Regular expression for a string literal in flex/lex
I'm experimenting to learn flex and would like to match string literals. My code currently looks like:
"\""([^\n\"\\]*(\\[.\n])*)*"\"" {/*matches string-literal*/;}
I've been struggling with variations for an hour or so and can't get it working the way it should. I'm essentially hoping to match a string literal that can't contain a new-line (unless it's escaped) and supports escaped characters.
I am probably just writing a poor regular expression or one incompatible with flex. Please advise!

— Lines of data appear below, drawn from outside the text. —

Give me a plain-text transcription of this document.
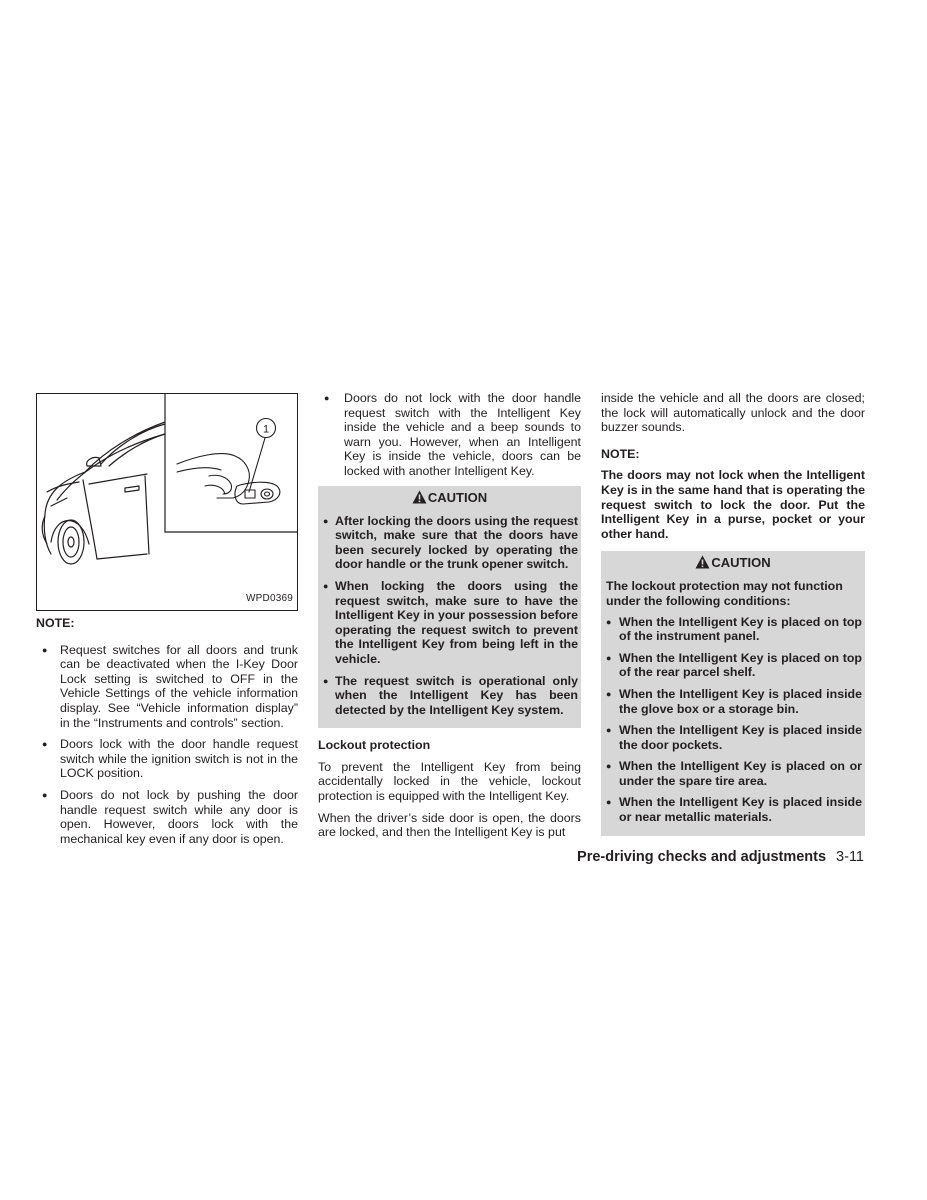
1
WPD0369
NOTE:
● Request switches for all doors and trunk can be deactivated when the I-Key Door Lock setting is switched to OFF in the Vehicle Settings of the vehicle information display. See “Vehicle information display” in the “Instruments and controls” section.
● Doors lock with the door handle request switch while the ignition switch is not in the LOCK position.
● Doors do not lock by pushing the door handle request switch while any door is open. However, doors lock with the mechanical key even if any door is open.
● Doors do not lock with the door handle request switch with the Intelligent Key inside the vehicle and a beep sounds to warn you. However, when an Intelligent Key is inside the vehicle, doors can be locked with another Intelligent Key.
CAUTION
● After locking the doors using the request switch, make sure that the doors have been securely locked by operating the door handle or the trunk opener switch.
● When locking the doors using the request switch, make sure to have the Intelligent Key in your possession before operating the request switch to prevent the Intelligent Key from being left in the vehicle.
● The request switch is operational only when the Intelligent Key has been detected by the Intelligent Key system.
Lockout protection

To prevent the Intelligent Key from being accidentally locked in the vehicle, lockout protection is equipped with the Intelligent Key.

When the driver’s side door is open, the doors are locked, and then the Intelligent Key is put

inside the vehicle and all the doors are closed; the lock will automatically unlock and the door buzzer sounds.

NOTE:

The doors may not lock when the Intelligent Key is in the same hand that is operating the request switch to lock the door. Put the Intelligent Key in a purse, pocket or your other hand.

CAUTION
The lockout protection may not function under the following conditions:
● When the Intelligent Key is placed on top of the instrument panel.
● When the Intelligent Key is placed on top of the rear parcel shelf.
● When the Intelligent Key is placed inside the glove box or a storage bin.
● When the Intelligent Key is placed inside the door pockets.
● When the Intelligent Key is placed on or under the spare tire area.
● When the Intelligent Key is placed inside or near metallic materials.
Pre-driving checks and adjustments 3-11
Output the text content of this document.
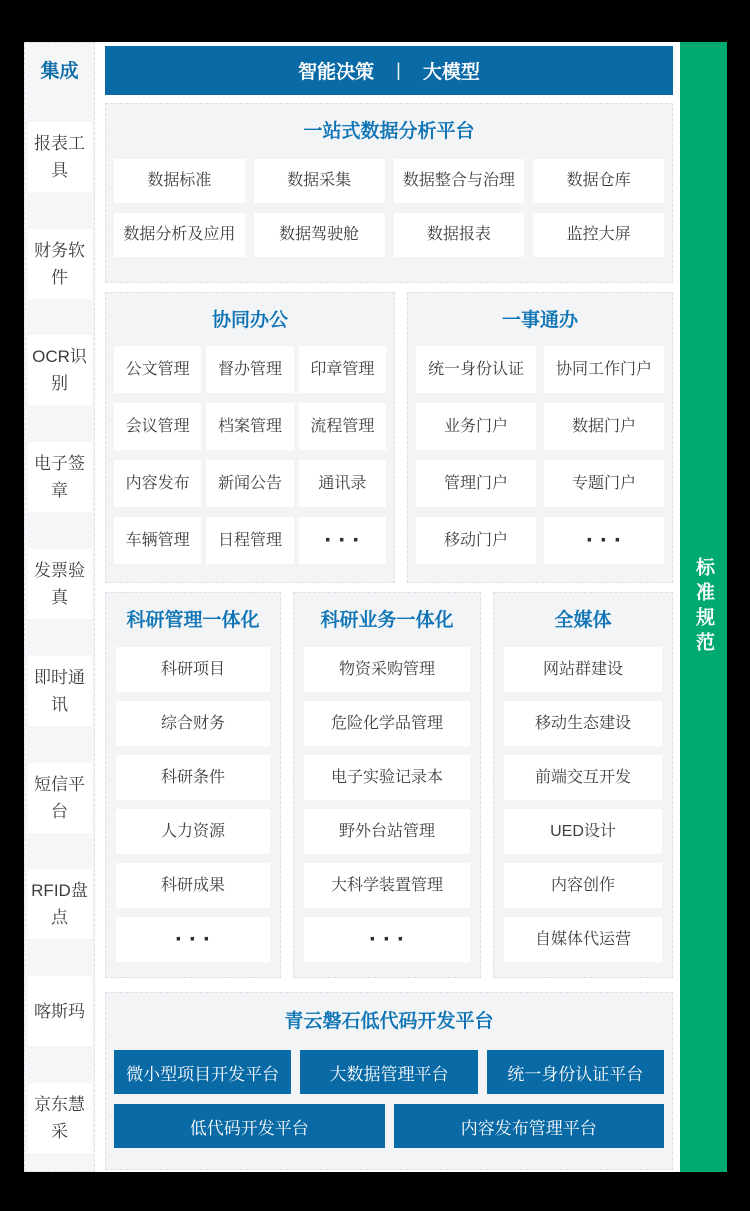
集成
报表工具
财务软件
OCR识别
电子签章
发票验真
即时通讯
短信平台
RFID盘点
喀斯玛
京东慧采
智能决策 | 大模型
一站式数据分析平台
数据标准	数据采集	数据整合与治理	数据仓库
数据分析及应用	数据驾驶舱	数据报表	监控大屏
协同办公
公文管理	督办管理	印章管理
会议管理	档案管理	流程管理
内容发布	新闻公告	通讯录
车辆管理	日程管理	···
一事通办
统一身份认证	协同工作门户
业务门户	数据门户
管理门户	专题门户
移动门户	···
科研管理一体化
科研项目
综合财务
科研条件
人力资源
科研成果
···
科研业务一体化
物资采购管理
危险化学品管理
电子实验记录本
野外台站管理
大科学装置管理
···
全媒体
网站群建设
移动生态建设
前端交互开发
UED设计
内容创作
自媒体代运营
青云磐石低代码开发平台
微小型项目开发平台	大数据管理平台	统一身份认证平台
低代码开发平台	内容发布管理平台
标准规范
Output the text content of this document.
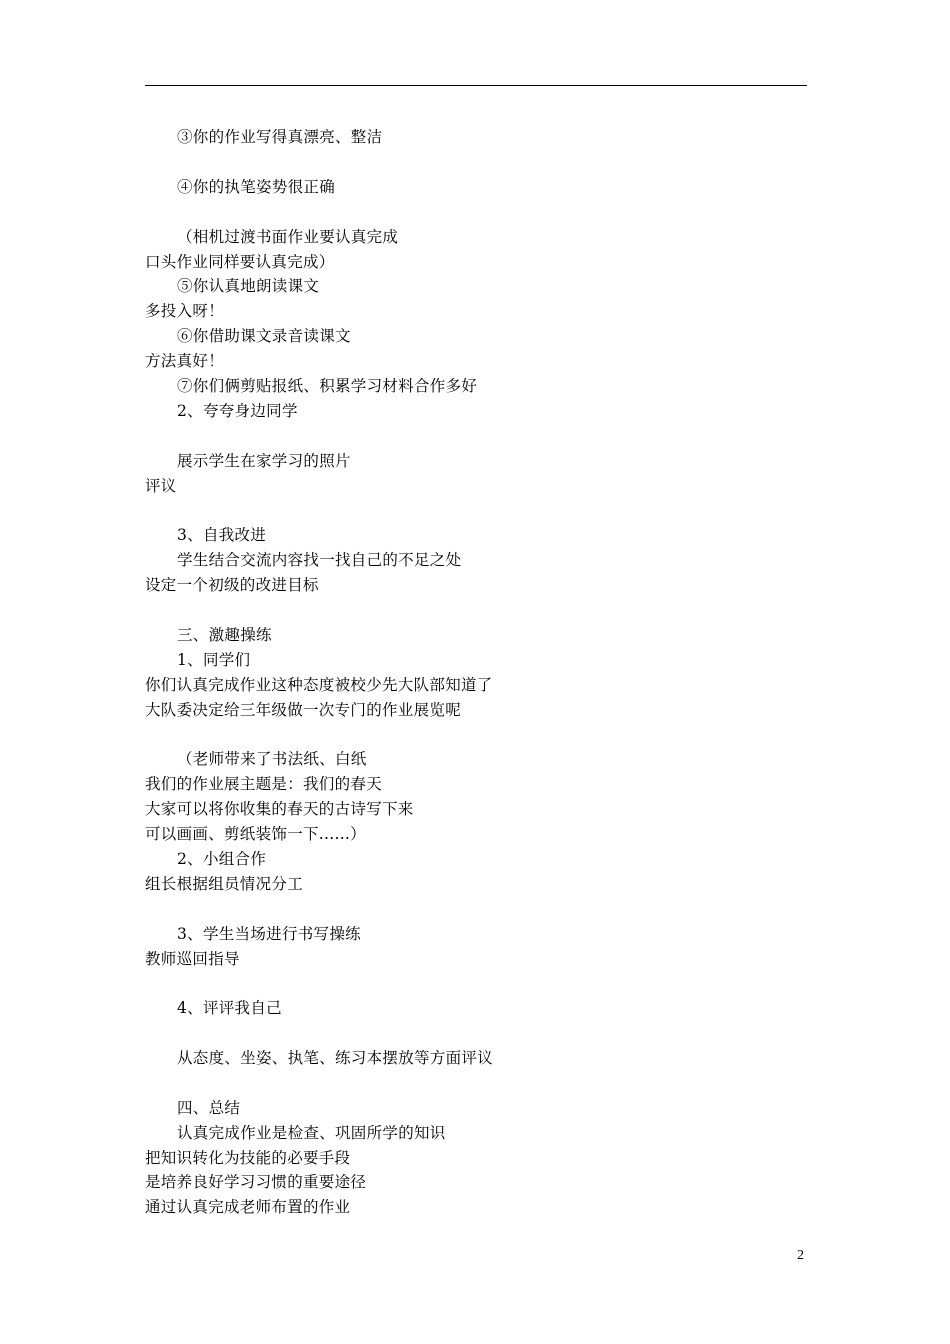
③你的作业写得真漂亮、整洁
④你的执笔姿势很正确
（相机过渡书面作业要认真完成
口头作业同样要认真完成）
⑤你认真地朗读课文
多投入呀！
⑥你借助课文录音读课文
方法真好！
⑦你们俩剪贴报纸、积累学习材料合作多好
2、夸夸身边同学
展示学生在家学习的照片
评议
3、自我改进
学生结合交流内容找一找自己的不足之处
设定一个初级的改进目标
三、激趣操练
1、同学们
你们认真完成作业这种态度被校少先大队部知道了
大队委决定给三年级做一次专门的作业展览呢
（老师带来了书法纸、白纸
我们的作业展主题是：我们的春天
大家可以将你收集的春天的古诗写下来
可以画画、剪纸装饰一下......）
2、小组合作
组长根据组员情况分工
3、学生当场进行书写操练
教师巡回指导
4、评评我自己
从态度、坐姿、执笔、练习本摆放等方面评议
四、总结
认真完成作业是检查、巩固所学的知识
把知识转化为技能的必要手段
是培养良好学习习惯的重要途径
通过认真完成老师布置的作业
2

A string consists of a quote mark
"
followed by zero or more of either an escaped anything
\\.
or a non-quote character, non-backslash character
[^"\\]
and finally a terminating quote
"
Put it all together, and you've got
\"(\\.|[^"\\])*\"
The delimiting quotes are escaped because they are Flex meta-characters.
For a single line... you can use this:
\"([^\\\"]|\\.)*\" {/*matches string-literal on a single line*/;}
How about using a start state...
int enter_dblquotes = 0; %x DBLQUOTES %% \" { BEGIN(DBLQUOTES); enter_dblquotes++; } <DBLQUOTES>*\" { if (enter_dblquotes){ handle_this_dblquotes(yytext); BEGIN(INITIAL); /* revert back to normal */ enter_dblquotes--; } } ...more rules follow...
It was similar to that effect (flex uses %s
or %x
to indicate what state would be expected. When the flex input detects a quote, it switches to another state, then continues lexing until it reaches another quote, in which it reverts back to the normal state.
Paste my code snippet about handling string in flex, hope inspire your thinking.
Use Start Condition to handle string literal will be more scalable and clear.
%x SINGLE_STRING
%%
\" BEGIN(SINGLE_STRING);
<SINGLE_STRING>{
\n yyerror("the string misses \" to termiate before newline");
<<EOF>> yyerror("the string misses \" to terminate before EOF");
([^\\\"]|\\.)* {/* do your work like save in here */}
\" BEGIN(INITIAL);
. ;
}
This is what we use in Zolang for single line string literals with embedded templates ${...}
\"(\$\{.*\}|\\.|[^\"\\])*\"